The type of information resulting from the two examples given above can be extremely important in developing new wind farms as well as optimising existing ones. Wind turbines start to generate electricity at speeds of 10mph, with maximum rated power output achieved at 33mph, so electricity is produced for about 80 to 85% of the time. As wind speed varies over the terrain, and at differing heights, as well as in the wake of individual turbines, such analyses is critical in identifying the optimum locations for the turbines to be situated. Also, the visual impact of a wind farm can be an important factor in a successful wind farm planning application. By locating the turbines at the most efficient point, the number required could be minimised, increasing the likelihood of an outcome in favour of the developer.

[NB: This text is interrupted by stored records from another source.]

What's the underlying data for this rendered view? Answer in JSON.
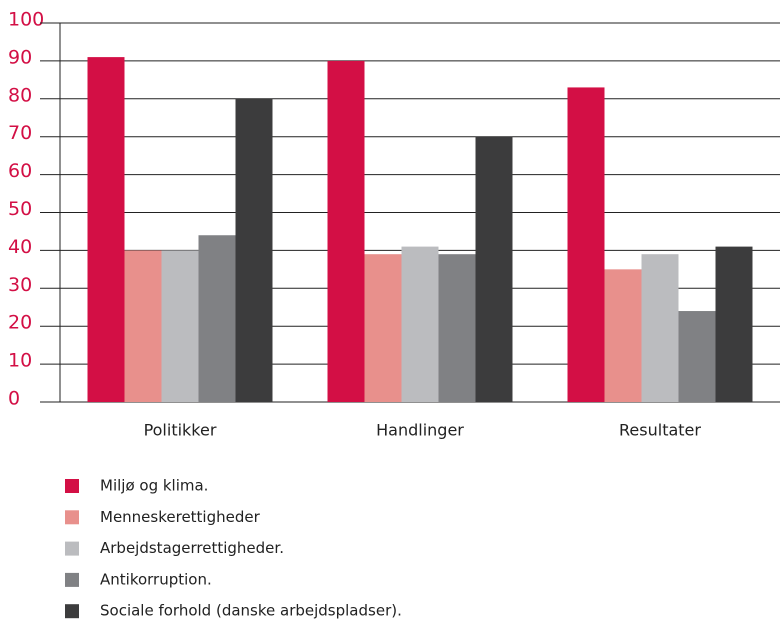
{
  "chart_data": {
    "type": "bar",
    "categories": [
      "Politikker",
      "Handlinger",
      "Resultater"
    ],
    "series": [
      {
        "name": "Miljø og klima.",
        "color": "#d30f45",
        "values": [
          91,
          90,
          83
        ]
      },
      {
        "name": "Menneskerettigheder",
        "color": "#e8908c",
        "values": [
          40,
          39,
          35
        ]
      },
      {
        "name": "Arbejdstagerrettigheder.",
        "color": "#bbbcbf",
        "values": [
          40,
          41,
          39
        ]
      },
      {
        "name": "Antikorruption.",
        "color": "#808184",
        "values": [
          44,
          39,
          24
        ]
      },
      {
        "name": "Sociale forhold (danske arbejdspladser).",
        "color": "#3c3c3d",
        "values": [
          80,
          70,
          41
        ]
      }
    ],
    "ylim": [
      0,
      100
    ],
    "yticks": [
      0,
      10,
      20,
      30,
      40,
      50,
      60,
      70,
      80,
      90,
      100
    ],
    "grid": true,
    "legend": "bottom"
  }
}
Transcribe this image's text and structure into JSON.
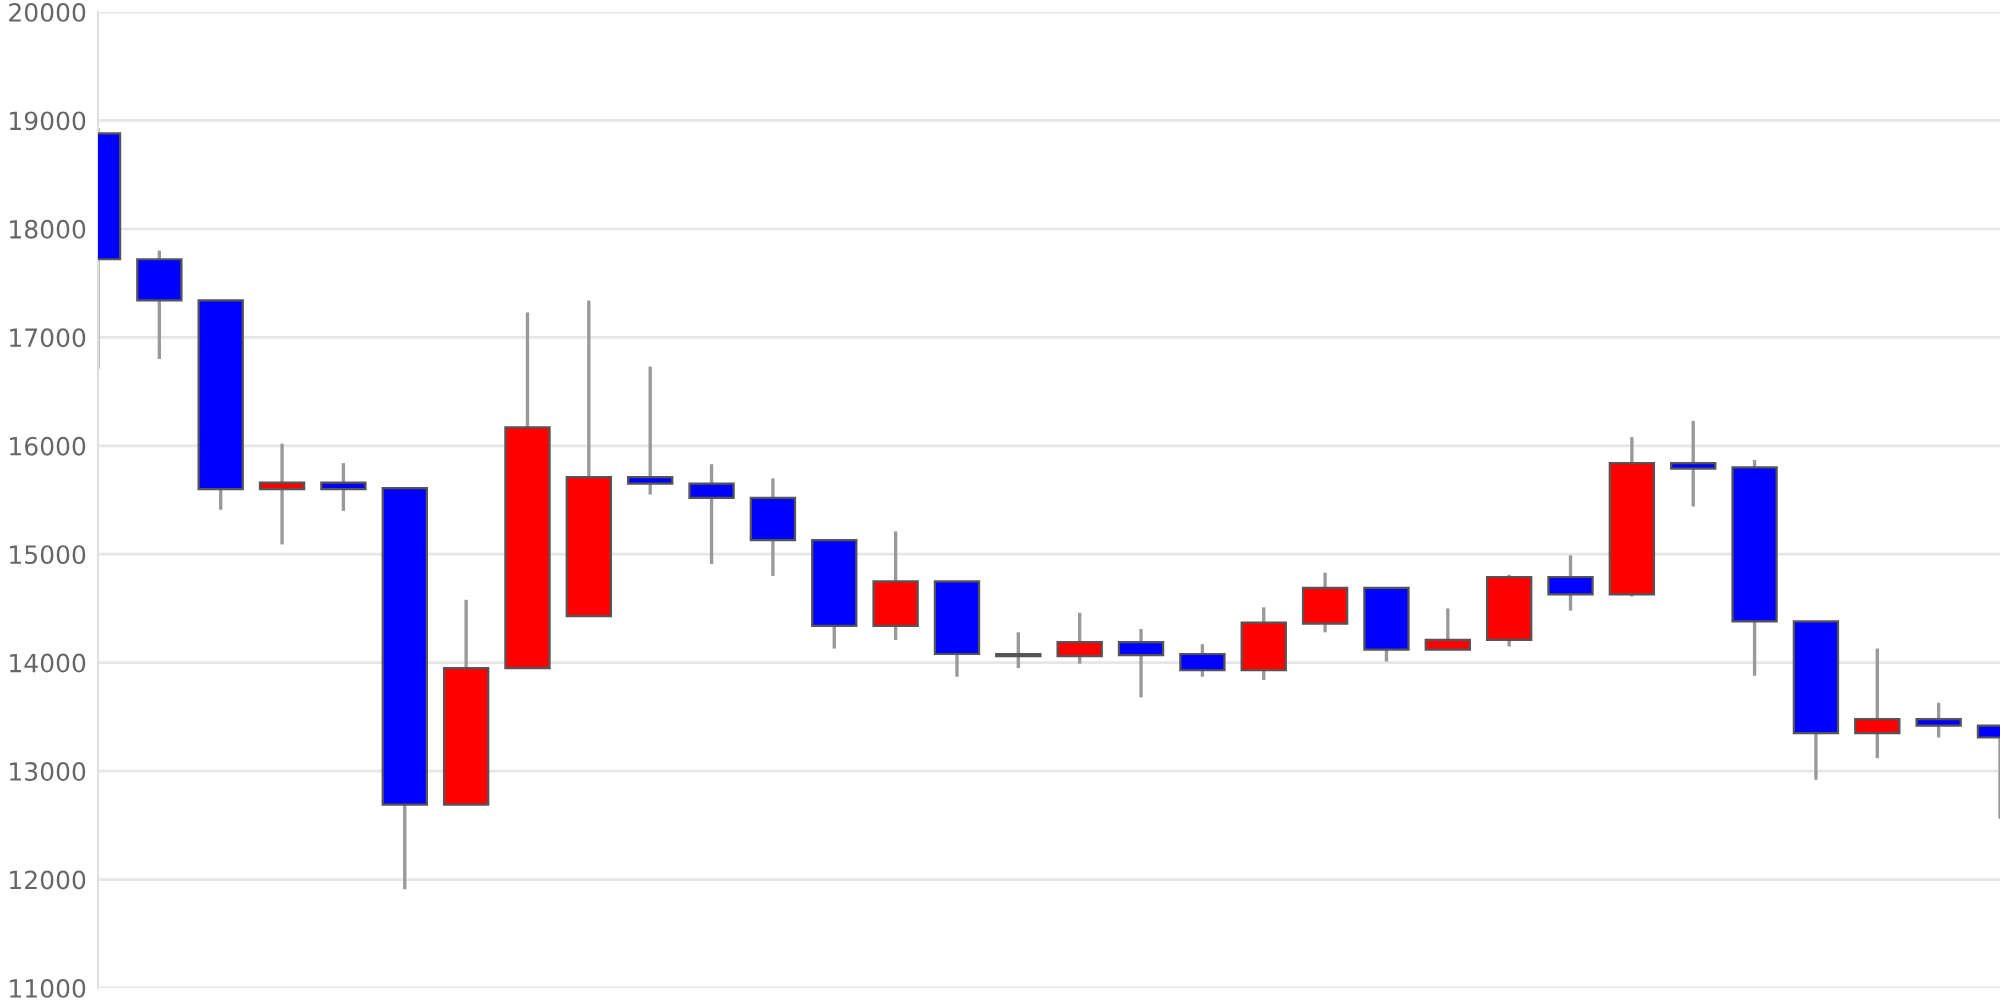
{
  "chart_data": {
    "type": "candlestick",
    "categories": [
      null,
      null,
      null,
      null,
      null,
      null,
      null,
      null,
      null,
      null,
      null,
      null,
      null,
      null,
      null,
      null,
      null,
      null,
      null,
      null,
      null,
      null,
      null,
      null,
      null,
      null,
      null,
      null,
      null,
      null,
      null,
      null
    ],
    "ohlc": [
      [
        18880,
        18930,
        16710,
        17720
      ],
      [
        17720,
        17800,
        16800,
        17340
      ],
      [
        17340,
        17340,
        15410,
        15600
      ],
      [
        15600,
        16020,
        15090,
        15660
      ],
      [
        15660,
        15840,
        15400,
        15600
      ],
      [
        15610,
        15610,
        11910,
        12690
      ],
      [
        12690,
        14580,
        12690,
        13950
      ],
      [
        13950,
        17230,
        13950,
        16170
      ],
      [
        14430,
        17340,
        14430,
        15710
      ],
      [
        15710,
        16730,
        15550,
        15650
      ],
      [
        15650,
        15830,
        14910,
        15520
      ],
      [
        15520,
        15700,
        14800,
        15130
      ],
      [
        15130,
        15130,
        14130,
        14340
      ],
      [
        14340,
        15210,
        14210,
        14750
      ],
      [
        14750,
        14750,
        13870,
        14080
      ],
      [
        14080,
        14280,
        13950,
        14060
      ],
      [
        14060,
        14460,
        13990,
        14190
      ],
      [
        14190,
        14310,
        13680,
        14070
      ],
      [
        14080,
        14170,
        13870,
        13930
      ],
      [
        13930,
        14510,
        13840,
        14370
      ],
      [
        14360,
        14830,
        14280,
        14690
      ],
      [
        14690,
        14690,
        14010,
        14120
      ],
      [
        14120,
        14500,
        14120,
        14210
      ],
      [
        14210,
        14810,
        14150,
        14790
      ],
      [
        14790,
        14990,
        14480,
        14630
      ],
      [
        14630,
        16080,
        14610,
        15840
      ],
      [
        15840,
        16230,
        15440,
        15790
      ],
      [
        15800,
        15870,
        13880,
        14380
      ],
      [
        14380,
        14380,
        12920,
        13350
      ],
      [
        13350,
        14130,
        13120,
        13480
      ],
      [
        13480,
        13630,
        13310,
        13420
      ],
      [
        13420,
        13420,
        12560,
        13310
      ]
    ],
    "colors": [
      "#0000ff",
      "#0000ff",
      "#0000ff",
      "#ff0000",
      "#0000ff",
      "#0000ff",
      "#ff0000",
      "#ff0000",
      "#ff0000",
      "#0000ff",
      "#0000ff",
      "#0000ff",
      "#0000ff",
      "#ff0000",
      "#0000ff",
      "#0000ff",
      "#ff0000",
      "#0000ff",
      "#0000ff",
      "#ff0000",
      "#ff0000",
      "#0000ff",
      "#ff0000",
      "#ff0000",
      "#0000ff",
      "#ff0000",
      "#0000ff",
      "#0000ff",
      "#0000ff",
      "#ff0000",
      "#0000ff",
      "#0000ff"
    ],
    "ylim": [
      11000,
      20000
    ],
    "yticks": [
      11000,
      12000,
      13000,
      14000,
      15000,
      16000,
      17000,
      18000,
      19000,
      20000
    ],
    "grid": "y",
    "tick_labels": "y"
  }
}
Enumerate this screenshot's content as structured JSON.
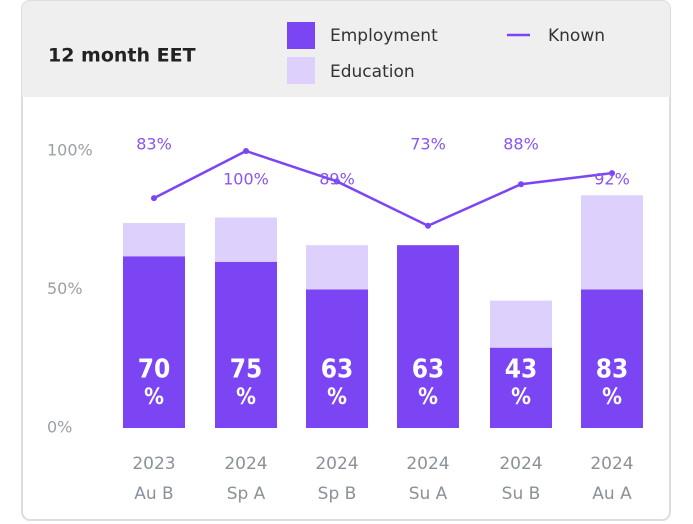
{
  "chart_data": {
    "type": "stacked-bar-line",
    "title": "12 month EET",
    "categories": [
      [
        "2023",
        "Au B"
      ],
      [
        "2024",
        "Sp A"
      ],
      [
        "2024",
        "Sp B"
      ],
      [
        "2024",
        "Su A"
      ],
      [
        "2024",
        "Su B"
      ],
      [
        "2024",
        "Au A"
      ]
    ],
    "series": [
      {
        "name": "Employment",
        "color": "#7b45f4",
        "values": [
          62,
          60,
          50,
          66,
          29,
          50
        ]
      },
      {
        "name": "Education",
        "color": "#ddd0fc",
        "values": [
          12,
          16,
          16,
          0,
          17,
          34
        ]
      },
      {
        "name": "Known",
        "color": "#7b45f4",
        "type": "line",
        "values": [
          83,
          100,
          89,
          73,
          88,
          92
        ],
        "value_labels": [
          "83%",
          "100%",
          "89%",
          "73%",
          "88%",
          "92%"
        ]
      }
    ],
    "eet": {
      "values": [
        70,
        75,
        63,
        63,
        43,
        83
      ],
      "unit": "%"
    },
    "ylim": [
      0,
      100
    ],
    "yticks": [
      {
        "value": 0,
        "label": "0%"
      },
      {
        "value": 50,
        "label": "50%"
      },
      {
        "value": 100,
        "label": "100%"
      }
    ]
  }
}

CFD technology is also finding its way into other areas. Speedo, a leading swimwear company, has brought Formula One technology to the swimming pool with the launch of the fastest swimsuit in the world, Fastskin FSII. Speedo's R&D team has developed a swimsuit that increases the speed of the wearer by reducing passive drag by up to 4% more than other suits. Passive drag affects a swimmer in the streamline position, which is achieved after the initial dive and after each turn. During a 50m race, a swimmer is likely to be in the streamline position for up to 15m.

Speedo's R&D team began developing Fastskin FSII after the Sydney Olympics in 2000 by evaluating emerging engineering technologies that would enable them to take swimsuit design to a new level. It identified CFD, never before used in swimwear development, to achieve its objective.

Speedo worked closely with Fluent, a leading CFD software provider, to develop a ‘virtual swimmer’. This allowed Speedo to monitor fluid flow and make the swimsuit as hydrodynamic as possible. Fluent's software was incorporated into Speedo's R&D engineering design process to evaluate the drag and fluid flow characteristics around swimmers.

During the development of Fastskin FSII, Fluent’s software eliminated the variability of the results and enabled Speedo to conduct a greater number of tests and achieve more accurate results, a technique used extensively in Formula One.

Dr Keith Hanna, director of marketing and communications at Fluent, commented: "What Speedo has achieved by transferring motor racing technical design methodologies to the hydrodynamics of swimming and swimsuits is probably a first for an Olympic discipline, and certainly a milestone of applied engineering. I believe that in its wake this integrated technical design approach will be used in many other Olympic sports."

Speedo worked with elite athletes from around the world to develop the new swimsuit. These athletes will be at the forefront of Speedo's challenge in the Athens Olympics.